FORMER milkman Des Dent fondly remembers the days when money could be left in a billy can on the front verandah.
Des and his father Roy delivered milk to the Port Elliot and Victor Harbor regions for 47 years, from 1950, with Des starting work after leaving school at 13.
Des and Roy had their own rounds, each covering one side of the town, with horses in the early days.
The rounds would take each of them three or four hours and they’d also have to pick up milk from the dairies at night and in the morning.
“People would hang their billy cans on the gate as near as they could to the footpath, with the money in it, and we’d then leave the loose milk in the billies,” Des said.
That honesty system worked well for a time.

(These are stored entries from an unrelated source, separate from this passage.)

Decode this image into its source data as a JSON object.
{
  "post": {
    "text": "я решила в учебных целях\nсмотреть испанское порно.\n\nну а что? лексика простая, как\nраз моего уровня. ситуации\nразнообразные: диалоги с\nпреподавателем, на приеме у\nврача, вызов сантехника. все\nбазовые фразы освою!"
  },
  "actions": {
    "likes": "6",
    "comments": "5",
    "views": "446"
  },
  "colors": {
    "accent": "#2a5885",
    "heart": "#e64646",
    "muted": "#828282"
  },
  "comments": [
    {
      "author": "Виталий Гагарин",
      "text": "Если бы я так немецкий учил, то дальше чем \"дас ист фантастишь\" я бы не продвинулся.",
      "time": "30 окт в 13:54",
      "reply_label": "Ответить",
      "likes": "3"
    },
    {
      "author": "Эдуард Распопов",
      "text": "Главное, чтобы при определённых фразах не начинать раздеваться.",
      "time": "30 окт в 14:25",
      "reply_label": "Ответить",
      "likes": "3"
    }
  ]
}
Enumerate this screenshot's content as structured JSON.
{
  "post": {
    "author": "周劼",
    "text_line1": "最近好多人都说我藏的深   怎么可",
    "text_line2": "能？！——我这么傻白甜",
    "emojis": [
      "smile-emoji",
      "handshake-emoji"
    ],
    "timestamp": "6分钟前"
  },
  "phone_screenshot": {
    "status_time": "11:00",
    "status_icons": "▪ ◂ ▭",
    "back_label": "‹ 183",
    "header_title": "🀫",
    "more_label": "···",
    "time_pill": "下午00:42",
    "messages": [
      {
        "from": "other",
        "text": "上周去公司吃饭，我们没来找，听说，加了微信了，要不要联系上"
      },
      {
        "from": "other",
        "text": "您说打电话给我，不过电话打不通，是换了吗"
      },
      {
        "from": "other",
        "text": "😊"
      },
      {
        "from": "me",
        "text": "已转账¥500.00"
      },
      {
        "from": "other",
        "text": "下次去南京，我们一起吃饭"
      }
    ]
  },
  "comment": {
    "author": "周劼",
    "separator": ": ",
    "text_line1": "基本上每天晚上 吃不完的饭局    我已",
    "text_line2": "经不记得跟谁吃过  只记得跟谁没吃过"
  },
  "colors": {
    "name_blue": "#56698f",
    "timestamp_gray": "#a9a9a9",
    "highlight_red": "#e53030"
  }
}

“We never lost a cent until about 1970, when money started being stolen,” he said.
With the concern about losing money, people were wary of home deliveries and began to go out to buy milk.
“It was disappointing when we could no longer go to the houses,” Des said.
“We had good relationships with our customers.
“Quite often they’d forget to turn their sprinkler off so we’d turn it off, or we’d take the paper in and put it on the verandah.
“Often people would leave letters in their milk cans for us to post for them.”
The business didn’t have an official name until in the 1960s, when they started using cartons and later bottling milk.
“We came upon ‘Lentara’, which is an Aboriginal word for early morning,” Des said.
“We thought that was applicable.”
Des’ wife Marg became the “backbone” of the business after they married in 1960.
“I used to get woken up in the morning because he’d run out of petrol or the tyre had gone flat and I’d have to go and rescue him,” Marg said.
The pair retired in Victor Harbor after selling the business in 1997, although they kept active providing horse-drawn wedding carriages.
Des remains connected to the dairy industry through his involvement in the Port Elliot museum and its plans for a display to celebrate 100 years of dairying in the area.